L'équilibre est une caractéristique essentielle. Un archet bien équilibré épargne véritablement de l'énergie et des efforts après de longues heures de jeu. Prenons par exemple un archet de violon lourd, pesant entre 62,5 et 64,0 grammes : il pourra procurer une sensation de confort si la baguette n'est pas trop lourde de tête ; à l'inverse, un archet léger (58,0 grammes ou moins) sera agréable en main si la baguette est solide et bien équilibrée.

Le point d'équilibre se mesure depuis l'extrémité inférieure vers le milieu de la baguette. Certains archetiers préfèrent le mesurer à partir de l'extrémité inférieure, sans tenir compte du bouton. D'autres mesurent depuis la place du pouce. Pour ma part, je mesure le point d'équilibre depuis l'extrémité inférieure, bouton compris. Ce ne sont là que des manières personnelles de mesurer le point d'équilibre.

Le nerf est l'une des qualités les plus appréciées des instrumentistes à cordes. Une baguette nerveuse apporte la clarté de l'articulation. À l'inverse, lorsque la baguette est excessivement nerveuse, la maîtrise de l'archet devient difficile et le son peut devenir hystérique.

Les modèles que j'emploie pour les têtes et les hausses sont tous personnels. Je m'efforce de rendre le cambre et le calibre de mes baguettes aussi homogènes que possible. Je n'ai jamais fait de copies. Chaque archet que je fabrique est un modèle unique, dessiné individuellement.

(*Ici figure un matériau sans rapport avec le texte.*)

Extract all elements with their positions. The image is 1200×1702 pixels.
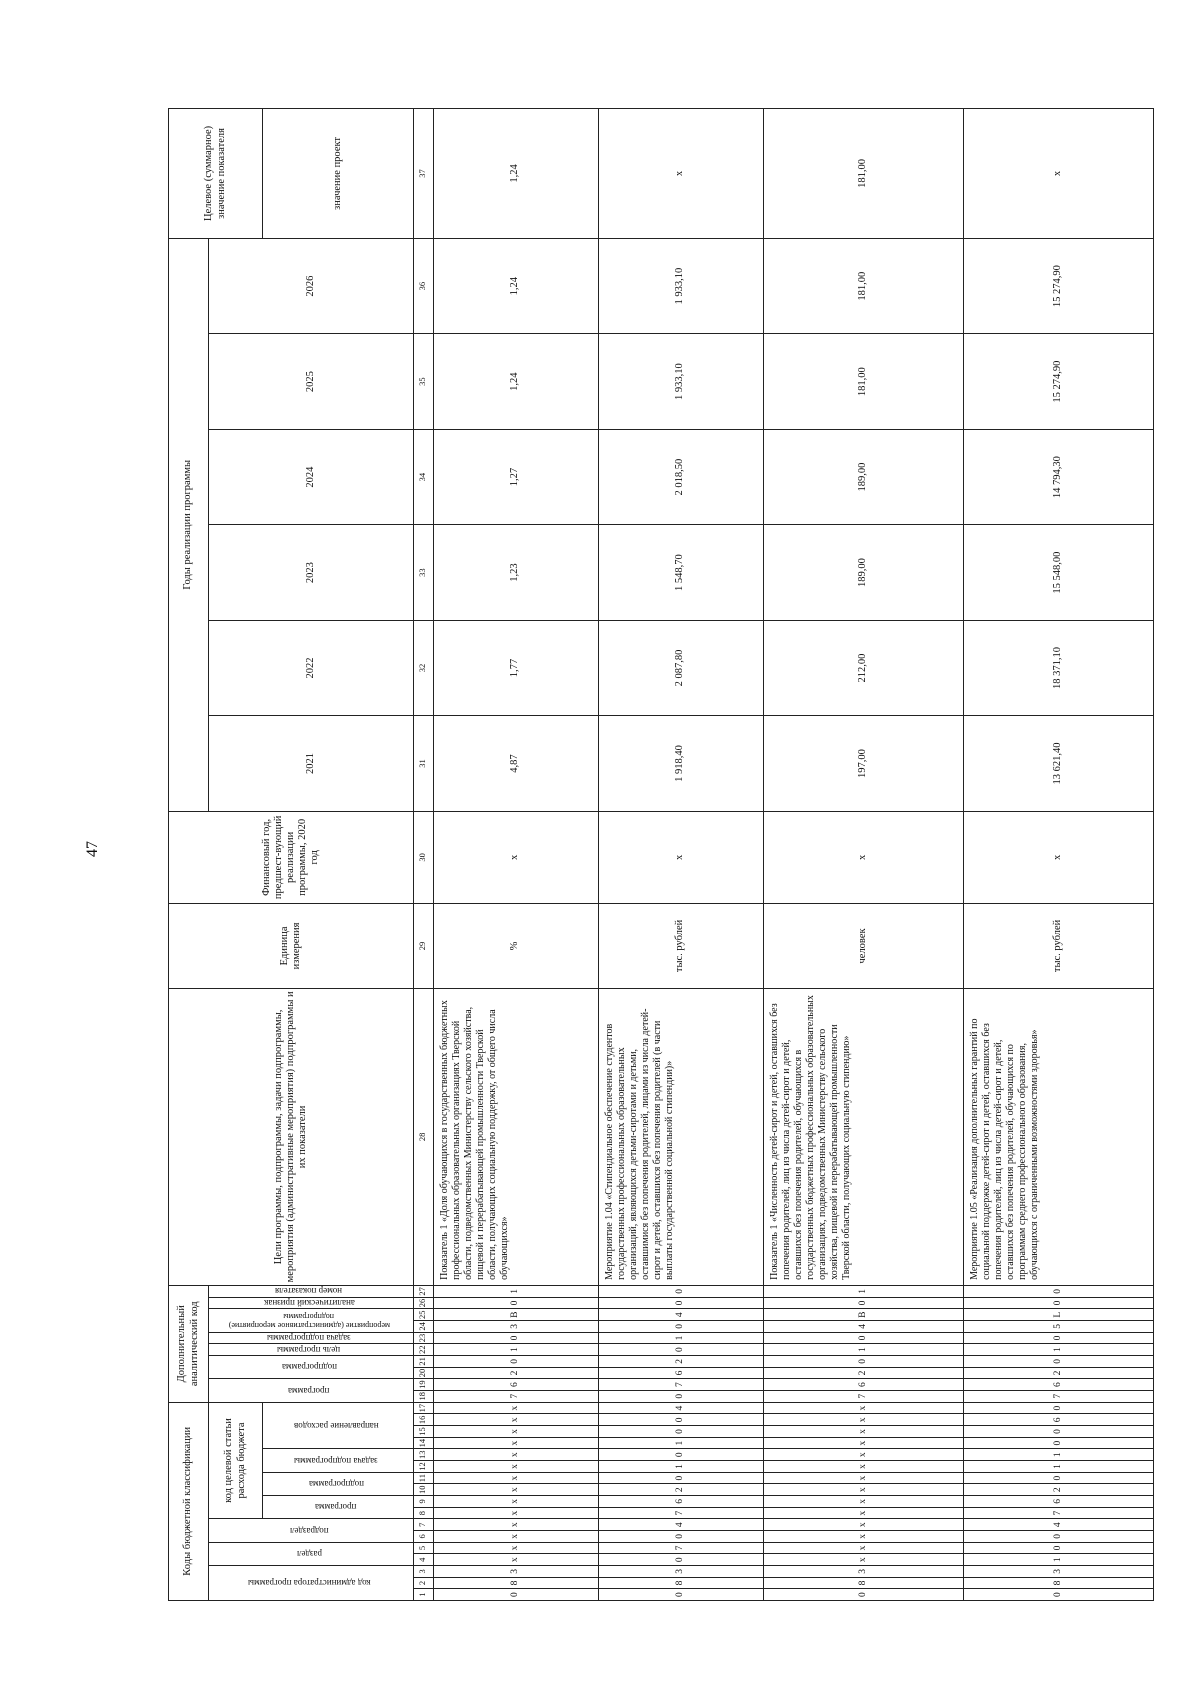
kcsr-programma-header: программа (263, 1496, 413, 1519)
code-cell: 0 (963, 1332, 1153, 1344)
code-cell: 1 (598, 1332, 763, 1344)
row-year-2023: 189,00 (763, 525, 963, 620)
code-cell: 3 (963, 1566, 1153, 1578)
code-cell: 7 (963, 1390, 1153, 1402)
column-number: 35 (413, 334, 433, 429)
column-number: 17 (413, 1402, 433, 1414)
row-fin-year: х (433, 811, 598, 903)
code-cell: 2 (598, 1356, 763, 1368)
column-number: 14 (413, 1437, 433, 1449)
unit-header: Единица измерения (169, 904, 414, 989)
code-cell: х (433, 1414, 598, 1426)
year-2026-header: 2026 (209, 238, 414, 334)
code-cell: х (763, 1519, 963, 1531)
row-description: Мероприятие 1.05 «Реализация дополнительных гарантий по социальной поддержке детей-сирот и детей, оставшихся без попечения родителей, лиц из числа детей-сирот и детей, оставшихся без попечения родителей, обучающихся по программам среднего профессионального образования, обучающихся с ограниченными возможностями здоровья» (963, 988, 1153, 1285)
row-year-2021: 197,00 (763, 716, 963, 811)
row-target: 1,24 (433, 109, 598, 239)
code-cell: х (433, 1402, 598, 1414)
code-cell: 2 (433, 1367, 598, 1379)
document-area (168, 108, 1122, 1601)
code-cell: 6 (598, 1496, 763, 1508)
column-number: 33 (413, 525, 433, 620)
code-cell: 5 (963, 1321, 1153, 1333)
code-cell: В (763, 1309, 963, 1321)
column-number: 3 (413, 1566, 433, 1578)
column-number: 19 (413, 1379, 433, 1391)
code-cell: 4 (963, 1519, 1153, 1531)
column-number: 16 (413, 1414, 433, 1426)
code-cell: х (433, 1542, 598, 1554)
code-cell: 0 (963, 1285, 1153, 1297)
code-cell: 8 (963, 1577, 1153, 1589)
row-unit: % (433, 904, 598, 989)
row-unit: тыс. рублей (598, 904, 763, 989)
admin-code-header: код администратора программы (209, 1566, 414, 1601)
row-year-2026: 1 933,10 (598, 238, 763, 334)
kcsr-podprogramma-header: подпрограмма (263, 1472, 413, 1495)
code-cell: 0 (433, 1297, 598, 1309)
code-cell: 0 (763, 1297, 963, 1309)
column-number: 13 (413, 1449, 433, 1461)
analytic-meropriyatie-header: мероприятие (административное мероприятие) подпрограммы (209, 1309, 414, 1332)
code-cell: х (433, 1496, 598, 1508)
kcsr-zadacha-header: задача подпрограммы (263, 1449, 413, 1472)
kcsr-napravlenie-header: направление расходов (263, 1402, 413, 1449)
podrazdel-header: подраздел (209, 1519, 414, 1542)
code-cell: 0 (763, 1356, 963, 1368)
code-cell: 6 (763, 1379, 963, 1391)
row-unit: человек (763, 904, 963, 989)
column-number: 6 (413, 1531, 433, 1543)
code-cell: 1 (763, 1344, 963, 1356)
year-2025-header: 2025 (209, 334, 414, 429)
column-number: 12 (413, 1461, 433, 1473)
code-cell: 0 (963, 1531, 1153, 1543)
year-2024-header: 2024 (209, 429, 414, 524)
code-cell: 8 (598, 1577, 763, 1589)
code-cell: 1 (433, 1285, 598, 1297)
column-number: 25 (413, 1309, 433, 1321)
kcsr-header: код целевой статьи расхода бюджета (209, 1402, 263, 1519)
code-cell: 6 (963, 1379, 1153, 1391)
code-cell: 7 (598, 1379, 763, 1391)
code-cell: 0 (763, 1589, 963, 1601)
code-cell: 0 (598, 1390, 763, 1402)
row-target: х (963, 109, 1153, 239)
code-cell: 1 (763, 1285, 963, 1297)
code-cell: х (763, 1414, 963, 1426)
code-cell: 0 (963, 1356, 1153, 1368)
code-cell: 0 (963, 1542, 1153, 1554)
row-year-2025: 15 274,90 (963, 334, 1153, 429)
code-cell: 1 (963, 1449, 1153, 1461)
row-year-2024: 1,27 (433, 429, 598, 524)
budget-codes-header: Коды бюджетной классификации (169, 1402, 209, 1600)
code-cell: 0 (598, 1589, 763, 1601)
code-cell: 2 (963, 1484, 1153, 1496)
code-cell: х (433, 1461, 598, 1473)
column-number: 4 (413, 1554, 433, 1566)
column-number: 36 (413, 238, 433, 334)
code-cell: х (433, 1472, 598, 1484)
column-number: 11 (413, 1472, 433, 1484)
row-year-2024: 189,00 (763, 429, 963, 524)
analytic-code-header: Дополнительный аналитический код (169, 1285, 209, 1402)
row-year-2024: 2 018,50 (598, 429, 763, 524)
code-cell: 0 (433, 1332, 598, 1344)
year-2021-header: 2021 (209, 716, 414, 811)
row-description: Показатель 1 «Численность детей-сирот и детей, оставшихся без попечения родителей, лиц из числа детей-сирот и детей, оставшихся без попечения родителей, обучающихся в государственных бюджетных профессиональных образовательных организациях, подведомственных Министерству сельского хозяйства, пищевой и перерабатывающей промышленности Тверской области, получающих социальную стипендию» (763, 988, 963, 1285)
code-cell: 0 (763, 1332, 963, 1344)
row-description: Мероприятие 1.04 «Стипендиальное обеспечение студентов государственных профессиональных образовательных организаций, являющихся детьми-сиротами и детьми, оставшимися без попечения родителей, лицами из числа детей-сирот и детей, оставшихся без попечения родителей (в части выплаты государственной социальной стипендии)» (598, 988, 763, 1285)
code-cell: х (763, 1449, 963, 1461)
code-cell: х (433, 1507, 598, 1519)
column-number: 10 (413, 1484, 433, 1496)
row-year-2026: 1,24 (433, 238, 598, 334)
table-row (433, 109, 598, 1601)
column-number-row (413, 109, 433, 1601)
code-cell: 0 (598, 1472, 763, 1484)
code-cell: 1 (963, 1554, 1153, 1566)
code-cell: 8 (763, 1577, 963, 1589)
row-year-2021: 1 918,40 (598, 716, 763, 811)
fin-year-header: Финансовый год, предшест-вующий реализации программы, 2020 год (169, 811, 414, 903)
code-cell: 4 (598, 1309, 763, 1321)
column-number: 2 (413, 1577, 433, 1589)
code-cell: 1 (963, 1344, 1153, 1356)
target-header: Целевое (суммарное) значение показателя (169, 109, 263, 239)
code-cell: 7 (763, 1390, 963, 1402)
column-number: 37 (413, 109, 433, 239)
row-year-2023: 1 548,70 (598, 525, 763, 620)
code-cell: 7 (598, 1542, 763, 1554)
razdel-header: раздел (209, 1542, 414, 1565)
analytic-programma-header: программа (209, 1379, 414, 1402)
row-year-2026: 181,00 (763, 238, 963, 334)
code-cell: L (963, 1309, 1153, 1321)
code-cell: 6 (433, 1379, 598, 1391)
table-row (763, 109, 963, 1601)
code-cell: 0 (598, 1321, 763, 1333)
code-cell: 7 (598, 1507, 763, 1519)
code-cell: х (763, 1531, 963, 1543)
row-year-2022: 18 371,10 (963, 620, 1153, 715)
code-cell: 4 (598, 1519, 763, 1531)
row-year-2025: 1,24 (433, 334, 598, 429)
row-year-2026: 15 274,90 (963, 238, 1153, 334)
column-number: 22 (413, 1344, 433, 1356)
code-cell: 0 (963, 1426, 1153, 1438)
code-cell: 0 (963, 1472, 1153, 1484)
row-year-2023: 15 548,00 (963, 525, 1153, 620)
code-cell: 0 (598, 1554, 763, 1566)
analytic-priznak-header: аналитический признак (209, 1297, 414, 1309)
row-year-2021: 4,87 (433, 716, 598, 811)
target-sub-header: значение проект (263, 109, 413, 239)
column-number: 21 (413, 1356, 433, 1368)
column-number: 24 (413, 1321, 433, 1333)
code-cell: 0 (598, 1531, 763, 1543)
page-number: 47 (84, 841, 101, 857)
code-cell: 1 (598, 1437, 763, 1449)
code-cell: 0 (598, 1297, 763, 1309)
row-year-2021: 13 621,40 (963, 716, 1153, 811)
column-number: 15 (413, 1426, 433, 1438)
analytic-zadacha-header: задача подпрограммы (209, 1332, 414, 1344)
code-cell: 0 (598, 1426, 763, 1438)
code-cell: 1 (598, 1461, 763, 1473)
row-target: 181,00 (763, 109, 963, 239)
analytic-cel-header: цель программы (209, 1344, 414, 1356)
years-group-header: Годы реализации программы (169, 238, 209, 811)
code-cell: 6 (963, 1414, 1153, 1426)
program-table (168, 108, 1154, 1601)
row-year-2022: 212,00 (763, 620, 963, 715)
column-number: 28 (413, 988, 433, 1285)
code-cell: х (433, 1437, 598, 1449)
table-row (598, 109, 763, 1601)
goals-header: Цели программы, подпрограммы, задачи подпрограммы, мероприятия (административные мероприятия) подпрограммы и их показатели (169, 988, 414, 1285)
code-cell: х (763, 1542, 963, 1554)
code-cell: 0 (433, 1356, 598, 1368)
code-cell: 0 (963, 1402, 1153, 1414)
code-cell: х (763, 1426, 963, 1438)
rotated-table-container (168, 108, 1122, 1601)
code-cell: 1 (433, 1344, 598, 1356)
column-number: 1 (413, 1589, 433, 1601)
row-year-2024: 14 794,30 (963, 429, 1153, 524)
code-cell: х (763, 1437, 963, 1449)
row-target: х (598, 109, 763, 239)
year-2023-header: 2023 (209, 525, 414, 620)
code-cell: 2 (963, 1367, 1153, 1379)
code-cell: 8 (433, 1577, 598, 1589)
header-row-1 (169, 109, 209, 1601)
code-cell: 3 (763, 1566, 963, 1578)
row-fin-year: х (763, 811, 963, 903)
code-cell: 3 (433, 1321, 598, 1333)
code-cell: 7 (963, 1507, 1153, 1519)
row-description: Показатель 1 «Доля обучающихся в государственных бюджетных профессиональных образовательных организациях Тверской области, подведомственных Министерству сельского хозяйства, пищевой и перерабатывающей промышленности Тверской области, получающих социальную поддержку, от общего числа обучающихся» (433, 988, 598, 1285)
code-cell: 3 (598, 1566, 763, 1578)
column-number: 18 (413, 1390, 433, 1402)
column-number: 8 (413, 1507, 433, 1519)
column-number: 9 (413, 1496, 433, 1508)
code-cell: 2 (763, 1367, 963, 1379)
code-cell: 1 (963, 1461, 1153, 1473)
code-cell: 0 (963, 1437, 1153, 1449)
row-unit: тыс. рублей (963, 904, 1153, 989)
code-cell: х (433, 1554, 598, 1566)
code-cell: х (763, 1554, 963, 1566)
code-cell: х (763, 1496, 963, 1508)
row-year-2023: 1,23 (433, 525, 598, 620)
row-year-2025: 1 933,10 (598, 334, 763, 429)
code-cell: х (433, 1426, 598, 1438)
code-cell: В (433, 1309, 598, 1321)
column-number: 27 (413, 1285, 433, 1297)
code-cell: х (763, 1484, 963, 1496)
code-cell: 2 (598, 1484, 763, 1496)
code-cell: 4 (763, 1321, 963, 1333)
code-cell: х (763, 1461, 963, 1473)
code-cell: 0 (433, 1589, 598, 1601)
code-cell: 0 (598, 1344, 763, 1356)
code-cell: х (763, 1507, 963, 1519)
code-cell: 7 (433, 1390, 598, 1402)
row-year-2025: 181,00 (763, 334, 963, 429)
code-cell: 4 (598, 1402, 763, 1414)
year-2022-header: 2022 (209, 620, 414, 715)
table-row (963, 109, 1153, 1601)
column-number: 23 (413, 1332, 433, 1344)
code-cell: х (433, 1484, 598, 1496)
analytic-nomer-header: номер показателя (209, 1285, 414, 1297)
code-cell: 0 (963, 1589, 1153, 1601)
code-cell: х (433, 1449, 598, 1461)
code-cell: х (763, 1402, 963, 1414)
row-fin-year: х (598, 811, 763, 903)
column-number: 20 (413, 1367, 433, 1379)
code-cell: х (763, 1472, 963, 1484)
code-cell: х (433, 1519, 598, 1531)
code-cell: 0 (598, 1285, 763, 1297)
row-fin-year: х (963, 811, 1153, 903)
analytic-podprogramma-header: подпрограмма (209, 1356, 414, 1379)
column-number: 7 (413, 1519, 433, 1531)
code-cell: х (433, 1531, 598, 1543)
column-number: 29 (413, 904, 433, 989)
code-cell: 6 (598, 1367, 763, 1379)
code-cell: 0 (598, 1449, 763, 1461)
code-cell: 6 (963, 1496, 1153, 1508)
column-number: 26 (413, 1297, 433, 1309)
row-year-2022: 2 087,80 (598, 620, 763, 715)
code-cell: 3 (433, 1566, 598, 1578)
code-cell: 0 (598, 1414, 763, 1426)
column-number: 31 (413, 716, 433, 811)
column-number: 5 (413, 1542, 433, 1554)
row-year-2022: 1,77 (433, 620, 598, 715)
code-cell: 0 (963, 1297, 1153, 1309)
column-number: 34 (413, 429, 433, 524)
column-number: 30 (413, 811, 433, 903)
column-number: 32 (413, 620, 433, 715)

« Un bon archet allie fermeté et souplesse — juste ce qu'il faut pour épouser les cordes et projeter le son avec clarté et chaleur. »

Archets & matériaux

Je fabrique des archets de violon, d'alto, de violoncelle et de contrebasse. Les violonistes étant plus nombreux que les altistes, violoncellistes et contrebassistes, je produis davantage d'archets de violon que les autres. Les archets de contrebasse sont réalisés sur commande spéciale, selon les spécifications de l'instrumentiste. Bien que je n'utilise que du pernambouc « à grande feuille » de premier choix, âgé de plus de 28 ans, chaque baguette réagit différemment quant au cambre, à la résistance et à la souplesse — c'est pourquoi la plage de poids varie sensiblement. Les autres matériaux employés sont : l'ébène d'Afrique, la corne de buffle de l'Inde, l'argent sterling, l'ormeau, ainsi que des coquillages du golfe du Mexique.